No, if Nermesa hoped to escape, he had to take the lead Gunderman himself.
One man undid the wrists while the other the ankles. Morannus stood not that far away from Nermesa, the Aquilonian’s traitorous friend seeming to take special interest in the proceedings.
Nermesa finally saw his chance. As the one Gunderman finished releasing the captive’s other wrist, the Black Dragon twisted around and seized the dagger in his belt. He then shoved the guard away and threw himself at Morannus.
Morannus reacted far more slowly than Nermesa could have even hoped for. The lead Gunderman stood all but motionless as the knight seized him by the collar and brought the dagger to his throat.
“No one moves, or he dies!”
Morannus was oddly calm. “You wish to leave here, my lord?”
“Play no games! You know I do! But if I must die here, it’ll be with you, old friend!”
The Gunderman cocked his head. “We’ve every intention of you departing tomorrow, my lord.
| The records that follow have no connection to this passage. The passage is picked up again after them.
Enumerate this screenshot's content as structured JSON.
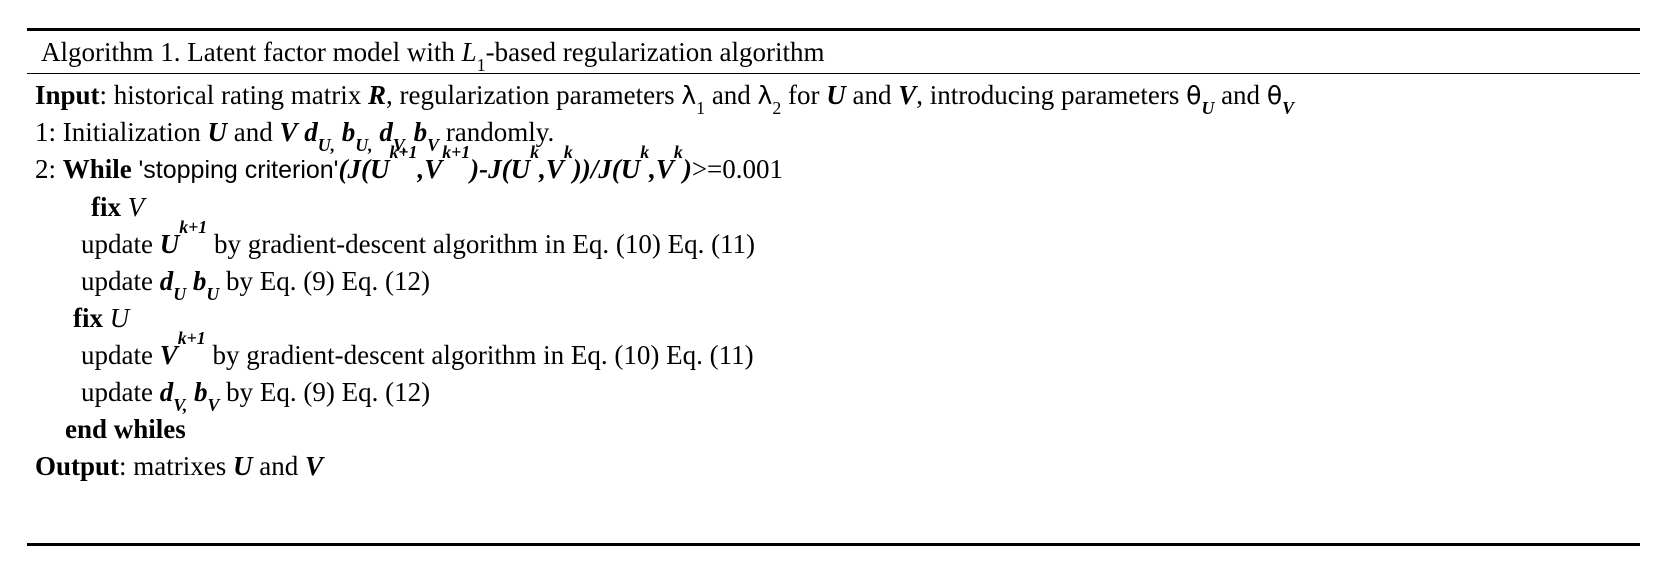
{
  "algorithm": {
    "title_prefix": "Algorithm 1. Latent factor model with ",
    "title_math_L": "L",
    "title_math_sub": "1",
    "title_suffix": "-based regularization algorithm",
    "lines": {
      "input_label": "Input",
      "input_text_1": ": historical rating matrix ",
      "input_var_R": "R",
      "input_text_2": ", regularization parameters ",
      "input_lambda1": "λ",
      "input_lambda1_sub": "1",
      "input_text_3": " and ",
      "input_lambda2": "λ",
      "input_lambda2_sub": "2",
      "input_text_4": " for ",
      "input_var_U": "U",
      "input_text_5": " and ",
      "input_var_V": "V",
      "input_text_6": ", introducing parameters ",
      "input_theta_U": "θ",
      "input_theta_U_sub": "U",
      "input_text_7": " and ",
      "input_theta_V": "θ",
      "input_theta_V_sub": "V",
      "l1_num": "1: ",
      "l1_text_1": "Initialization ",
      "l1_var_U": "U",
      "l1_text_2": " and ",
      "l1_var_V": "V",
      "l1_vars": "d",
      "l1_vars_sub1": "U,",
      "l1_varb": "b",
      "l1_varb_sub1": "U,",
      "l1_vard2": "d",
      "l1_vard2_sub": "V,",
      "l1_varb2": "b",
      "l1_varb2_sub": "V",
      "l1_text_3": " randomly.",
      "l2_num": "2: ",
      "l2_while": "While",
      "l2_criterion": "'stopping criterion'",
      "l2_expr_open": "(",
      "l2_J1": "J",
      "l2_J1_args_open": "(",
      "l2_U1": "U",
      "l2_U1_sup": "k+1",
      "l2_comma1": ",",
      "l2_V1": "V",
      "l2_V1_sup": "k+1",
      "l2_close1": ")",
      "l2_minus": "-",
      "l2_J2": "J",
      "l2_J2_open": "(",
      "l2_U2": "U",
      "l2_U2_sup": "k",
      "l2_comma2": ",",
      "l2_V2": "V",
      "l2_V2_sup": "k",
      "l2_close2": "))",
      "l2_slash": "/",
      "l2_J3": "J",
      "l2_J3_open": "(",
      "l2_U3": "U",
      "l2_U3_sup": "k",
      "l2_comma3": ",",
      "l2_V3": "V",
      "l2_V3_sup": "k",
      "l2_close3": ")",
      "l2_cond": ">=0.001",
      "fixV_label": "fix",
      "fixV_var": "V",
      "updU_text_1": "update ",
      "updU_var": "U",
      "updU_sup": "k+1",
      "updU_text_2": " by gradient-descent algorithm in Eq. (10) Eq. (11)",
      "updDU_text_1": "update ",
      "updDU_d": "d",
      "updDU_d_sub": "U",
      "updDU_b": "b",
      "updDU_b_sub": "U",
      "updDU_text_2": " by Eq. (9) Eq. (12)",
      "fixU_label": "fix",
      "fixU_var": "U",
      "updV_text_1": "update ",
      "updV_var": "V",
      "updV_sup": "k+1",
      "updV_text_2": " by gradient-descent algorithm in Eq. (10) Eq. (11)",
      "updDV_text_1": "update ",
      "updDV_d": "d",
      "updDV_d_sub": "V,",
      "updDV_b": "b",
      "updDV_b_sub": "V",
      "updDV_text_2": " by Eq. (9) Eq. (12)",
      "end_while": "end whiles",
      "output_label": "Output",
      "output_text_1": ": matrixes ",
      "output_var_U": "U",
      "output_text_2": " and ",
      "output_var_V": "V"
    }
  }
}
Even sending you off to join his majesty, the king, on the field of combat.”
“Spare me your jests,” growled Nermesa, not liking Morannus’s continually complacent attitude.
“Very well.” The Gunderman cleared his throat. “Put down the dagger, my lord.”
And to Nermesa’s horror, the hand wielding the blade—his hand—obediently lowered. Worse, no sooner had it done that, than the fingers opened, letting the knight’s last hope drop to the ground.
“The scent of the Gray Lotus works as promised, mistress,” Morannus declared.
“Wonderful . . .” murmured Orena, her eyes glittering evilly in the lamplight. “Glorious . . .”
Wulfrim was not as satisfied as either of them. “But for how long? It will need to be for quite some time.”
“More than long enough, brother. More than long enough for him to do the deed, then die because of it.”